Message  gallo le Ven 3 Juil 2009 - 13:07

Itinéraire littéraire de Gallo, juin 2009

Pendant mon tour en vélo en France, juin dernier, j'avais envisagé de visiter quelques lieux d'écrivains, notamment en Ardennes-Champagne. Mais, tout au long de mon voyage, j'ai eu des surprises agréables: tant de souvenirs littéraires en route, que je m'en étonne encore.

Je connaissais suffisamment Les Ardennes pour savoir que pendant le premier jour de mon voyage je passais à Revin au pied du Mont Malgré-Tout, qui a inspiré George Sand à son livre "Malgré-Tout", lequel parle aussi des Dames de Meuse, chaine de rochers à Laifour, que je longeais ensuite. À Montmédy il y avait le souvenir de Julien Gracq et son "Un balcon en forêt" et du poème de Rimbaud: "La Rivière de Cassis" qui est inspiré sur la Semoy qui débouche ici dans la Meuse. Par Bogny-sur-Meuse où se trouvent les rochers des quatre fils Aymon et la statue du cheval Bayard, j'arrivais à Charleville-Mézières, la ville ou vivait Arthur Rimbaud sa vie de lycéen: j'ai visité le musée Rimbaud (ancien moulin sur la Meuse, probablement site d'inspiration pour "Le Bateau Ivre"), l'appartement, vu sa statue au bord de la Meuse et sa buste à la place de la gare qui lui à inspiré aux poème: "À la musique". Charleville me rappelait déjà André Dhôtel qui y était professeur et qui a écrit sur Rimbaud.

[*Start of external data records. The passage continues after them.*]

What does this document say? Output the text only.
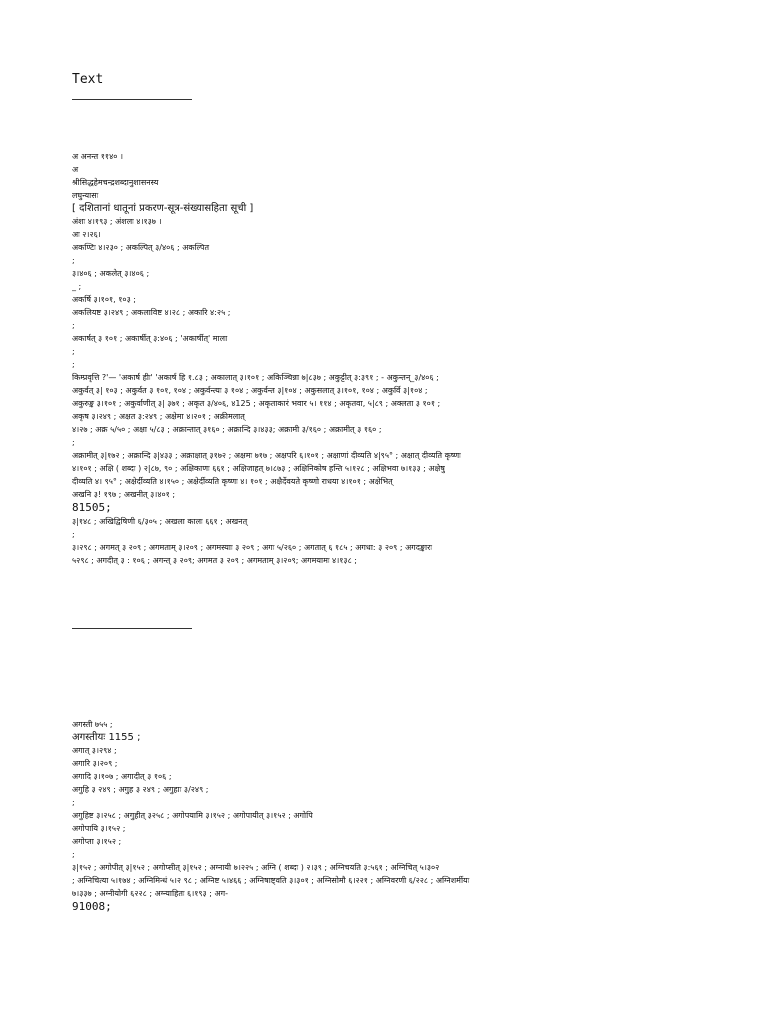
Text
अ अनन्त ११४० ।
अ
श्रीसिद्धहेमचन्द्रशब्दानुशासनस्य
लघुन्यासः
[ दशितानां धातूनां प्रकरण-सूत्र-संख्यासहिता सूची ]
अंशः ४।१९३ ; अंशलः ४।१३७ ।
अः २।२६।
अकण्टिः ४।२३० ; अकल्पित् ३/४०६ ; अकल्पित
;
३।४०६ ; अकलेत् ३।४०६ ;
_ ;
अकर्षि ३।१०१, १०३ ;
अकलियष्ट ३।२४९ ; अकलाविष्ट ४।२८ ; अकारि ४:२५ ;
;
अकार्षत् ३ १०१ ; अकार्षीत् ३:४०६ ; 'अकार्षीत्' माला
;
;
किम्प्रवृत्ति ?'— 'अकार्ष हीः' 'अकार्ष हि १.८३ ; अकालात् ३।१०१ ; अकिञ्चिन्ना ७|८३७ ; अकुट्टीत् ३:३९१ ; - अकुन्तन्_३/४०६ ;
अकुर्वत् ३| १०३ ; अकुर्वत ३ १०१, १०४ ; अकुर्वन्त्यः ३ १०४ ; अकुर्वन्त ३|१०४ ; अकुसलात् ३।१०१, १०४ ; अकुर्वि ३|१०४ ;
अकुरुङ्क ३।१०१ ; अकुर्वाणीत् ३| ३७१ ; अकृत ३/४०६, ४125 ; अकृताकारं भवार ५। ११४ ; अकृतवा, ५|८९ ; अक्लता ३ १०१ ;
अकृष ३।२४९ ; अक्षत ३:२४९ ; अक्षेमा ४।२०१ ; अक्रीमलात्
४।२७ ; अक्र ५/५० ; अक्षा ५/८३ ; अक्रान्तात् ३१६० ; अक्रान्दि ३।४३३; अक्रामी ३/१६० ; अक्रामीत् ३ १६० ;
;
अक्रामीत् ३|१७२ ; अक्रान्दि ३|४३३ ; अक्राक्षात् ३१७२ ; अक्षमः ७१७ ; अक्षपरि ६।१०१ ; अक्षाणां दीव्यति ४|९५° ; अक्षात् दीव्यति कृष्णः
४।१०१ ; अक्षि ( शब्दः ) २|८७, ९० ; अक्षिकाणः ६६१ ; अक्षिजाहत् ७।८७३ ; अक्षिनिकोष हन्ति ५।१२८ ; अक्षिभवा ७।१३३ ; अक्षेषु
दीव्यति ४। ९५° ; अक्षेर्दीव्यति ४।१५० ; अक्षेर्दीव्यति कृष्णः ४। १०१ ; अक्षैर्देवयते कृष्णो राधया ४।१०१ ; अक्षेभित्
अखनि ३! १९७ ; अखनीत् ३।४०१ ;
81505;
३|१४८ ; अखिद्विषिणी ६/३०५ ; अखला कालः ६६१ ; अखनत्
;
३।२९८ ; अगमत् ३ २०९ ; अगमताम् ३।२०९ ; अगमस्याः ३ २०९ ; अगः ५/२६० ; अगतात् ६ १८५ ; अगधा: ३ २०९ ; अगदङ्कारः
५२९८ ; अगदीत् ३ : १०६ ; अगन्त् ३ २०९; अगमत ३ २०९ ; अगमताम् ३।२०९; अगमयामः ४।१३८ ;
अगस्ती ७५५ ;
अगस्तीयः 1155 ;
अगात् ३।२९४ ;
अगारि ३।२०९ ;
अगादि ३।१०७ ; अगादीत् ३ १०६ ;
अगुहि ३ २४९ ; अगुह ३ २४९ ; अगुहाः ३/२४९ ;
;
अगुहिष्ट ३।२५८ ; अगुहीत् ३२५८ ; अगोपयामि ३।१५२ ; अगोपायीत् ३।१५२ ; अगोपि
अगोपायि ३।१५२ ;
अगोप्ता ३।१५२ ;
;
३|१५२ ; अगोपीत् ३|१५२ ; अगोप्सीत् ३|१५२ ; अग्नायी ७।२२५ ; अग्नि ( शब्दः ) २।३९ ; अग्निचयति ३:५६१ ; अग्निचित् ५।३०२
; अग्निचित्या ५।१७४ ; अग्निमिन्धं ५।२ ९८ ; अग्निष्ट ५।४६६ ; अग्निषाष्ट्वति ३।३०१ ; अग्निसोमौ ६।२२१ ; अग्निवरणी ६/२२८ ; अग्निशर्मीयः
७।३३७ ; अग्नीयोगी ६२२८ ; अग्न्याहितः ६।१९३ ; अग-
91008;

Ainsi, le deuxième jour, j'entrais dans 'Dhôtelland', pays fictif qui correspond au pays natal d'André Dhôtel. J'ai pu visiter plusieurs sites qui jouent un rôle dans ses livres. J'ai suivi la vallée du Bar et le Canal des Ardennes avec ses écluses, ses ponts et parapets, si chers à cet auteur. Aux environs de Vendresse, au bord du Canal des Ardennes, je voyais au loin le Mont Damion. En fait il y a deux Mont Damion, j'ai eu la confirmation que celui-ci est bien le site de son livre "Le Mont Damion". Encore quelques kilomètres, et voici Le Chesne, site de son livre "Les mystères de Charlieu-sur-Bar".
Mais "Dhôtelland", c'est aussi le pays de Rimbaud, à Voncq, dont Rimbaud partait de l'ancienne gare du quai qui porte maintenant son nom "Le Quai Rimbaud" et à Roche, où ses parents étaient installés, avec le fameux "lavoir de Roche" où il a écrit, au moins en parti, son fameux "Une saison en enfer". J'ai fait le détour par Voncq et Roche, et pris plusieurs photos, avant d'arriver à Attigny, ville natale d' André Dhôtel (nommée Aigly, Flagny, Crigny dans ses livres; "la Tribu Bécaille" se situe complètement à Aigly=Attigny). Le syndicat d'initative m'apprend l'existence de la maison d'été de Dhôtel à Mont-de-Jeux, petit village au-dessus de l'Aisne.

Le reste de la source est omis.